IT seemed rather perverse, in this of all weeks, not to mention the referendum.

So that is what the first draft of this column was all about: my thoughts, such as they were, on this great, crucial, future-shaping vote that takes place tomorrow.

Rather pleased with it I was, too, even if it was, in the final analysis, strikingly devoid of insight, originality or even a conclusion.

Then - Ping! An email arrives from the editor.

"URGENT," it begins. "Do NOT mention the referendum in your column tomorrow.

"Please keep to some other subject. We've got the referendum coming out of our ears. We've written about virtually nothing else this month. As even you cannot fail to have noticed."

I re-read his email several times, hoping to detect in his words some tiny trace of ambiguity that would make it, after all, permissible for me to write about the referendum - this great, crucial, future-shaping vote that takes place tomorrow.

I email the editor to ask if his word is irretrievably final.

Ping! "Exactly what part of 'Do NOT mention the referendum' is unclear to you?" he responds.

I reply, in what, for me, are unusually persistent terms.

"Of course, I take your point," I write - soothingly, diplomatically. "It's just that the entire world is talking about the referendum this week. It seems a bit weird to overlook it entirely. Can't I just mention it, even briefly? Even via the silkiest and most nuanced of allusions?"

I hit 'send'.

Ping! "I SERIOUSLY do not have time for this," the editor replies, with what in retrospect seems to be some heat. "I am focusing all of my efforts, and those of my team, on the referendum and simply do not have time to babysit my columnists.
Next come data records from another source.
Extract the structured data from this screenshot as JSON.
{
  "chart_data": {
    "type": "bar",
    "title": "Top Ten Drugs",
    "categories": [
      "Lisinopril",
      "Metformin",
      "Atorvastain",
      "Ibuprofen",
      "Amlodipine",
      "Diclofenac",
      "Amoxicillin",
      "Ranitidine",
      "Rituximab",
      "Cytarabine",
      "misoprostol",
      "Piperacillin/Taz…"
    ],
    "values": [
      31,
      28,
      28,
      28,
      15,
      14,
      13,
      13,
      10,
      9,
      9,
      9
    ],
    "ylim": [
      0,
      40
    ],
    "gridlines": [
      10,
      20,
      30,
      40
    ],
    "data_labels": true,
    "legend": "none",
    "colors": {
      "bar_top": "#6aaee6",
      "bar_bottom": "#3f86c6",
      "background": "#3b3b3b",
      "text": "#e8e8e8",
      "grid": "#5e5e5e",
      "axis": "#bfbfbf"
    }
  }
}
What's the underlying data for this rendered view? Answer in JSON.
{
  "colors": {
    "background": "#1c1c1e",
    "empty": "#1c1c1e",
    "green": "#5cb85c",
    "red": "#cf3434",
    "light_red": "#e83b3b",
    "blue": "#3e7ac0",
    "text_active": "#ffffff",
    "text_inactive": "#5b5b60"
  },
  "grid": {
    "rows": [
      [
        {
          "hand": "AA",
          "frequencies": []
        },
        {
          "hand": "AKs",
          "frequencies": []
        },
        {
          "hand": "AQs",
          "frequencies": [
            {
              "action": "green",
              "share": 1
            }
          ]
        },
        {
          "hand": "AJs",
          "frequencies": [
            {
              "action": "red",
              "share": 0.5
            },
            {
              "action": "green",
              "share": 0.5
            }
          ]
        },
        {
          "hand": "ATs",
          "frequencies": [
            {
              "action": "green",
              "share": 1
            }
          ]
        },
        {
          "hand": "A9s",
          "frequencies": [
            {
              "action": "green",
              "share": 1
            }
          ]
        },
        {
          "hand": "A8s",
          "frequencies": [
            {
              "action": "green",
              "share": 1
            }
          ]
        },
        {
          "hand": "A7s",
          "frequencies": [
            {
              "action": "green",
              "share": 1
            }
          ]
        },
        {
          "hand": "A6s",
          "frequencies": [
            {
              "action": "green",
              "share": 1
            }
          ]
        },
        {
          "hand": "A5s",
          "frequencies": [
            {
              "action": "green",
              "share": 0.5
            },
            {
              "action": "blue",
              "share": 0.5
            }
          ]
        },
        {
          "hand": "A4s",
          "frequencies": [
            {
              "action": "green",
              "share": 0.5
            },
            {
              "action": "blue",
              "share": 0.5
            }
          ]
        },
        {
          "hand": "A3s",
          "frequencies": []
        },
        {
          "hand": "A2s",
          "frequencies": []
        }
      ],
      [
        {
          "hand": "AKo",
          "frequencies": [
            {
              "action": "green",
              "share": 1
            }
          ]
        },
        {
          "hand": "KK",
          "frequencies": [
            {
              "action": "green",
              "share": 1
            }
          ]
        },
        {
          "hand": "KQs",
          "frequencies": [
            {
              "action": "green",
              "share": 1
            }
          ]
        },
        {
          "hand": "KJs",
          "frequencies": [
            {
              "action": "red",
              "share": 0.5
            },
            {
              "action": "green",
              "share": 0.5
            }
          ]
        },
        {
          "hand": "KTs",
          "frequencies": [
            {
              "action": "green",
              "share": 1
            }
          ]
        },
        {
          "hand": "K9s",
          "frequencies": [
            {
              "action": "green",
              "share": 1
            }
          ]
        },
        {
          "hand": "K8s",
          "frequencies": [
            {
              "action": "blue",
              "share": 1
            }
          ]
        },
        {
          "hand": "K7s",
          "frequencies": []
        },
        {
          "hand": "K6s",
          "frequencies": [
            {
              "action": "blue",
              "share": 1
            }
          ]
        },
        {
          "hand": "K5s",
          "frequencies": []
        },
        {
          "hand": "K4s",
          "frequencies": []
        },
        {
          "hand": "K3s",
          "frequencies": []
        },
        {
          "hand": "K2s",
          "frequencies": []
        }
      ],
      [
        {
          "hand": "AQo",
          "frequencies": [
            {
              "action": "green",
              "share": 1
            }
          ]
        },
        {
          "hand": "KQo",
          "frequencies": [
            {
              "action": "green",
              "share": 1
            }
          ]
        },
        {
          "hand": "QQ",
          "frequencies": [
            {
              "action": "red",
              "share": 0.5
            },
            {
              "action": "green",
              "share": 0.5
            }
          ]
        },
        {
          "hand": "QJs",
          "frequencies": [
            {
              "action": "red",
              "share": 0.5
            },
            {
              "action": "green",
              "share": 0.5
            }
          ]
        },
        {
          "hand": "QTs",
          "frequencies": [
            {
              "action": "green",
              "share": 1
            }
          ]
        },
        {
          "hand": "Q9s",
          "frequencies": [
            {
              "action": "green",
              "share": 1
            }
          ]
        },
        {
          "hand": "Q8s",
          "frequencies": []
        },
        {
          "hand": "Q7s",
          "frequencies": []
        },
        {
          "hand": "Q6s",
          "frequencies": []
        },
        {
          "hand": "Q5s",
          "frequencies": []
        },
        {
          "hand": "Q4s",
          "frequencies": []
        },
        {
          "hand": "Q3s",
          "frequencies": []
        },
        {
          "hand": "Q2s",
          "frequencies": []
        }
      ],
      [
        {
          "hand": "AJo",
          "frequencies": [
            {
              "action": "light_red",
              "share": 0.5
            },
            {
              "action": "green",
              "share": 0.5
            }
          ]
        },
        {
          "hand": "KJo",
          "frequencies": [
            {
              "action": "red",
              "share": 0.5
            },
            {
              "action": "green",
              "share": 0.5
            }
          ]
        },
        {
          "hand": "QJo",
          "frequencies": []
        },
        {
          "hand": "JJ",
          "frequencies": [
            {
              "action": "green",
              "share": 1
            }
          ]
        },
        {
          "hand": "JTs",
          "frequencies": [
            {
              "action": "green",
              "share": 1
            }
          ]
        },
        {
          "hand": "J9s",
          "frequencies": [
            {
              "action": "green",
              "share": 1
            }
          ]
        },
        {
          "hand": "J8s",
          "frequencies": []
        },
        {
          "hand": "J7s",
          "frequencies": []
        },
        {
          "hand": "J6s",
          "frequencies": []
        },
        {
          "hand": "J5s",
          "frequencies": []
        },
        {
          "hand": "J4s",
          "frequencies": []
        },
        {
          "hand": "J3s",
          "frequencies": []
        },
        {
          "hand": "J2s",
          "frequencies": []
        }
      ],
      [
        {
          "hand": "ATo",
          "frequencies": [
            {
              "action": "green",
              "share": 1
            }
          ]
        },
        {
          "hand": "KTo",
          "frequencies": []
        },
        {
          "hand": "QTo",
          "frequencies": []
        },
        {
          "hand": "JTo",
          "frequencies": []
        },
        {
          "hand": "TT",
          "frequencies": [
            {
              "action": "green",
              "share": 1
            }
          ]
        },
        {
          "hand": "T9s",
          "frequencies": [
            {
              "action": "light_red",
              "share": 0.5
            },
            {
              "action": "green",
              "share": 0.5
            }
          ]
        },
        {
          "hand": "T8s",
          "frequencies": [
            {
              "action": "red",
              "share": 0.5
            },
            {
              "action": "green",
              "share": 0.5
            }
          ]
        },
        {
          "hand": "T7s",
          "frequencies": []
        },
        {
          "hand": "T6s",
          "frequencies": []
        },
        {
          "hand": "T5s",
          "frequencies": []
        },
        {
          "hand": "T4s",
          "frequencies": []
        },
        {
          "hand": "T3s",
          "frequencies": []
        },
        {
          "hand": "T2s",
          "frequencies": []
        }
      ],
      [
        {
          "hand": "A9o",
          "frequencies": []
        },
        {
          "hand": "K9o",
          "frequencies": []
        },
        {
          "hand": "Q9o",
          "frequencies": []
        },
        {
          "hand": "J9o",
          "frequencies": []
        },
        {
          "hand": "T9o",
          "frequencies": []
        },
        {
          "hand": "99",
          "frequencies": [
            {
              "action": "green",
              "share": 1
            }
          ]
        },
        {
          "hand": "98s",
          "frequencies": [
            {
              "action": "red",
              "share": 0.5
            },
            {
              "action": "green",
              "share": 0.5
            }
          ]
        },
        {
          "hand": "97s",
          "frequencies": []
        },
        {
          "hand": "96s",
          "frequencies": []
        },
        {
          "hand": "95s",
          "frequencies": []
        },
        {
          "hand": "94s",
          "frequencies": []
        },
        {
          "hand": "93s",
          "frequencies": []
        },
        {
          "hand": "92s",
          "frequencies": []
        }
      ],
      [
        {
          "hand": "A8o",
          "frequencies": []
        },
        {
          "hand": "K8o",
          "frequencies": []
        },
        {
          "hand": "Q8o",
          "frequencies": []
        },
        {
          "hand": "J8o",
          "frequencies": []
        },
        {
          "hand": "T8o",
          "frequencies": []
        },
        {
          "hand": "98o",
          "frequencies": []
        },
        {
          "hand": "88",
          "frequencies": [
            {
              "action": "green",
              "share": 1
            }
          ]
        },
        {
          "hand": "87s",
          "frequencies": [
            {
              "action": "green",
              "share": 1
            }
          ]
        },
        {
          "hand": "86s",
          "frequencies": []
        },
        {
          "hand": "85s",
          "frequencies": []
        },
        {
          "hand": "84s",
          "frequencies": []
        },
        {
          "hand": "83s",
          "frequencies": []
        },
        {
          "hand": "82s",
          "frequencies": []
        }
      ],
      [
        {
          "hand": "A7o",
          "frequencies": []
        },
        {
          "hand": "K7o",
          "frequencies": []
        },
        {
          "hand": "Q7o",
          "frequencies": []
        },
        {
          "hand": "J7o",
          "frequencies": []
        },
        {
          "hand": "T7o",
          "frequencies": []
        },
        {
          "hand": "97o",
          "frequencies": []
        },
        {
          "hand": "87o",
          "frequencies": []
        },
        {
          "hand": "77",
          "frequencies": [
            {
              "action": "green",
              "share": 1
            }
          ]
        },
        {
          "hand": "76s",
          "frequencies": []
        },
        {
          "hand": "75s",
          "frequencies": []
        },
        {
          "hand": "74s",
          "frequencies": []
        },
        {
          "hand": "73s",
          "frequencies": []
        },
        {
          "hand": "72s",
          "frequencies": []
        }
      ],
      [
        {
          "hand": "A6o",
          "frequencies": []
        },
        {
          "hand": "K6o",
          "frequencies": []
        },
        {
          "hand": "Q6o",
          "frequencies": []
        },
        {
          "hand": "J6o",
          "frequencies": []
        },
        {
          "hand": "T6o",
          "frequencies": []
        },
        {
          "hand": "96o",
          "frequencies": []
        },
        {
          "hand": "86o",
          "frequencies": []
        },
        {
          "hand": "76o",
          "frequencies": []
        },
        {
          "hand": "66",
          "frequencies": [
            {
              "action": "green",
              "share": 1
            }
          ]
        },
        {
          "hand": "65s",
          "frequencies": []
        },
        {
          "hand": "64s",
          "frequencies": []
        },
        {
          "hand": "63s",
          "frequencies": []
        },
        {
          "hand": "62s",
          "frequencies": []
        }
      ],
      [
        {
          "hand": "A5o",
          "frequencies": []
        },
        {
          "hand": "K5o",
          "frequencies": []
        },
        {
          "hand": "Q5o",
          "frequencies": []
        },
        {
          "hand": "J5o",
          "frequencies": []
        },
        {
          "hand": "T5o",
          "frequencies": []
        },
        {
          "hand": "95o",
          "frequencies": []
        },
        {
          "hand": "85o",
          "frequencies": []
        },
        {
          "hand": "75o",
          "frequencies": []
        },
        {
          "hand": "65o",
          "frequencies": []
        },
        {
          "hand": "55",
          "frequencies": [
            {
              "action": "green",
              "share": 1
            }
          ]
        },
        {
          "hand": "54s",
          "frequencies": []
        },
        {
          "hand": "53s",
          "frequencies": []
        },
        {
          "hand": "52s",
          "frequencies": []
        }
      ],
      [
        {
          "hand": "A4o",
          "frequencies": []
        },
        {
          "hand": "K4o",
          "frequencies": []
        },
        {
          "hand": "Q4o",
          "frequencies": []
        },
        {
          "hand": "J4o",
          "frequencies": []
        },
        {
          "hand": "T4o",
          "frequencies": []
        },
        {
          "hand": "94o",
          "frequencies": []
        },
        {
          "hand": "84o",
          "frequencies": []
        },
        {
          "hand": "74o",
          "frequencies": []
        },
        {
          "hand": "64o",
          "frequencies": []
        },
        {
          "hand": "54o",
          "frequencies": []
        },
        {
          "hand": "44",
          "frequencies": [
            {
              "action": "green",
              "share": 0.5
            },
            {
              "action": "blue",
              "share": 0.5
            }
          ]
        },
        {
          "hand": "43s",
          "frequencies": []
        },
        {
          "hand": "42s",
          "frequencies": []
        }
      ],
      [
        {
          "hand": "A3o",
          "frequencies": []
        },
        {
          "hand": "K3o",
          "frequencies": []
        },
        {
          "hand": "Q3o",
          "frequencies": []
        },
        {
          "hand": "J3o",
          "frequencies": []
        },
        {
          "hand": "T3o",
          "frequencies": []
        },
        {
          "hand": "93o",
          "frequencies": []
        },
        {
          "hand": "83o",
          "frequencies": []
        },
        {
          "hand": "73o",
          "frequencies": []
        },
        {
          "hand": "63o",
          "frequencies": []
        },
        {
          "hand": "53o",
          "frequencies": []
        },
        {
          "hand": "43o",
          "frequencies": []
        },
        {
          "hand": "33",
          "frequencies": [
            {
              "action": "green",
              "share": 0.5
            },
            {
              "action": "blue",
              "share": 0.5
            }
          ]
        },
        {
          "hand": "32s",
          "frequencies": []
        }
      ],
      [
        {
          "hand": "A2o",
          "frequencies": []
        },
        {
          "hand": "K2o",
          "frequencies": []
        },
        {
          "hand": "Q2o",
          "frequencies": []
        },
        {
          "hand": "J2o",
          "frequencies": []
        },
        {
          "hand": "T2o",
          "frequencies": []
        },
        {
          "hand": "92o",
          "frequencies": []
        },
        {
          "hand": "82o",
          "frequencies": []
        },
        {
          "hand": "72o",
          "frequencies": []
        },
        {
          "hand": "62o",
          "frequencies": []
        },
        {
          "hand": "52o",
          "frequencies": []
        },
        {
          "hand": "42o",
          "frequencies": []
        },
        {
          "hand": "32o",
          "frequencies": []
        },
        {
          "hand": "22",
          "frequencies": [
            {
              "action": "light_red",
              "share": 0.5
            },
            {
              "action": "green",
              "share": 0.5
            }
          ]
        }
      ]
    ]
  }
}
"You have literally thousands of subjects to choose from. Go away. Read the papers. Go online. Do what you always do. Write about anything you like."

Another Ping! follows two seconds later, as soon as he realises his mistake. "APART FROM THE REFERENDUM!"

I take a deep breath, and send one last e-mail. "Understood," I write. "You're the boss. Nothing about the referendum. Agreed?"

Reply comes there none.

But at least this week's column has not mentioned the referendum. Not once. I hope the editor will feel proud of me.